Preparai-vos para a Perseguição

Na cultura cristã moderna — particularmente dentro do evangelicalismo americano — existe uma fantasia reconfortante que protege os crentes das realidades duras da cruz. É a doutrina do arrebatamento pré-tribulação, a ideia de que, antes que a verdadeira perseguição chegue, os cristãos fiéis serão arrebatados para a segurança enquanto o resto do mundo sofre. É uma doutrina atraente para uma cultura acostumada ao conforto imediato, mas é um mito desconhecido pela Igreja antiga, completamente ausente das Sagradas Escrituras e profundamente perigoso para a alma.

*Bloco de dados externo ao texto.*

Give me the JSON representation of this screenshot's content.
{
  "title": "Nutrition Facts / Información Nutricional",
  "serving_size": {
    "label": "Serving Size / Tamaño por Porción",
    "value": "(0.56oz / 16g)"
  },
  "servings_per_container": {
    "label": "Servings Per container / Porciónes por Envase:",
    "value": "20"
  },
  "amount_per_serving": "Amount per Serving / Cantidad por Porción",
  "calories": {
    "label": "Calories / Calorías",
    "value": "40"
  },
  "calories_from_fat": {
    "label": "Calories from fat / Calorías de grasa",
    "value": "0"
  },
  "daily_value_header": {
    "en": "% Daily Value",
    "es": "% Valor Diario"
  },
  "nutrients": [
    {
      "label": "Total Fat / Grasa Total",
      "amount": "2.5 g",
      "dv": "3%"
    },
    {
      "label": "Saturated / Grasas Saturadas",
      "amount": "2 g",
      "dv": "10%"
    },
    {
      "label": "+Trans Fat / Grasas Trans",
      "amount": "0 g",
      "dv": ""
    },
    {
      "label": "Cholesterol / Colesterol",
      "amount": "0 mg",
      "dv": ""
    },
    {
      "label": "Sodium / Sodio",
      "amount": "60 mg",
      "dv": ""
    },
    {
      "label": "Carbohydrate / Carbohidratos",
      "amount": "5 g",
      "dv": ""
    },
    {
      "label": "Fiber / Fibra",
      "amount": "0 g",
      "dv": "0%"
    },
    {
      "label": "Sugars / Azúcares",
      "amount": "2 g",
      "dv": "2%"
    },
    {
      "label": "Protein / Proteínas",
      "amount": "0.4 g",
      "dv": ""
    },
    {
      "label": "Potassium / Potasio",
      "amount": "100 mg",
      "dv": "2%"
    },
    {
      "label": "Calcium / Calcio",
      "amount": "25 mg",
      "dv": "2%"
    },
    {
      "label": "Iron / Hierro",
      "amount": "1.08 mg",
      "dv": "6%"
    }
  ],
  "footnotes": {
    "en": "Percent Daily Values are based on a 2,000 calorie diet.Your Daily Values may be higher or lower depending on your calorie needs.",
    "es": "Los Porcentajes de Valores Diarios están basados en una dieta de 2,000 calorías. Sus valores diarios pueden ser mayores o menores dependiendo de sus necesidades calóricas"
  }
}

Quando a perseguição chegar, nenhuma brecha teológica levará os crentes para longe do campo de batalha. O Evangelho sempre exigiu tudo, e o dia se aproxima rapidamente em que todo cristão será forçado a escolher entre a cruz e a apostasia.

A Ilusão de uma Fuga Fácil

O conceito de um arrebatamento secreto que poupa os cristãos da tribulação foi inteiramente inventado no século dezenove. Por mil e oitocentos anos, os cristãos compreenderam uma verdade fundamental: o servo não é maior do que o Mestre. Se Cristo foi crucificado, seus seguidores devem estar preparados para carregar suas próprias cruzes até o Calvário.

Para ver a falsidade da teoria do arrebatamento, basta olhar para fora da bolha confortável do Ocidente. Onde está o arrebatamento para os cristãos do Oriente Médio e da África que estão sendo ativamente massacrados, expulsos de suas terras ancestrais e executados por se recusarem a renunciar a Cristo? Serão eles simplesmente o tipo errado de cristãos? Reservou Deus proteção especial apenas para os crentes modernos que não conseguem suportar um mero inconveniente, quanto mais uma prova ardente?

Os primeiros santos não rezavam para escapar do sofrimento; eles agradeciam a Deus quando eram considerados dignos de sofrer por Seu Nome. O martírio sempre foi reconhecido pela Igreja como o testemunho supremo da fé, um caminho direto para a glória. A expectativa de que devemos de alguma forma estar isentos da provação que coroou os apóstolos e os santos não é fé — é arrogância espiritual nascida do privilégio terreno.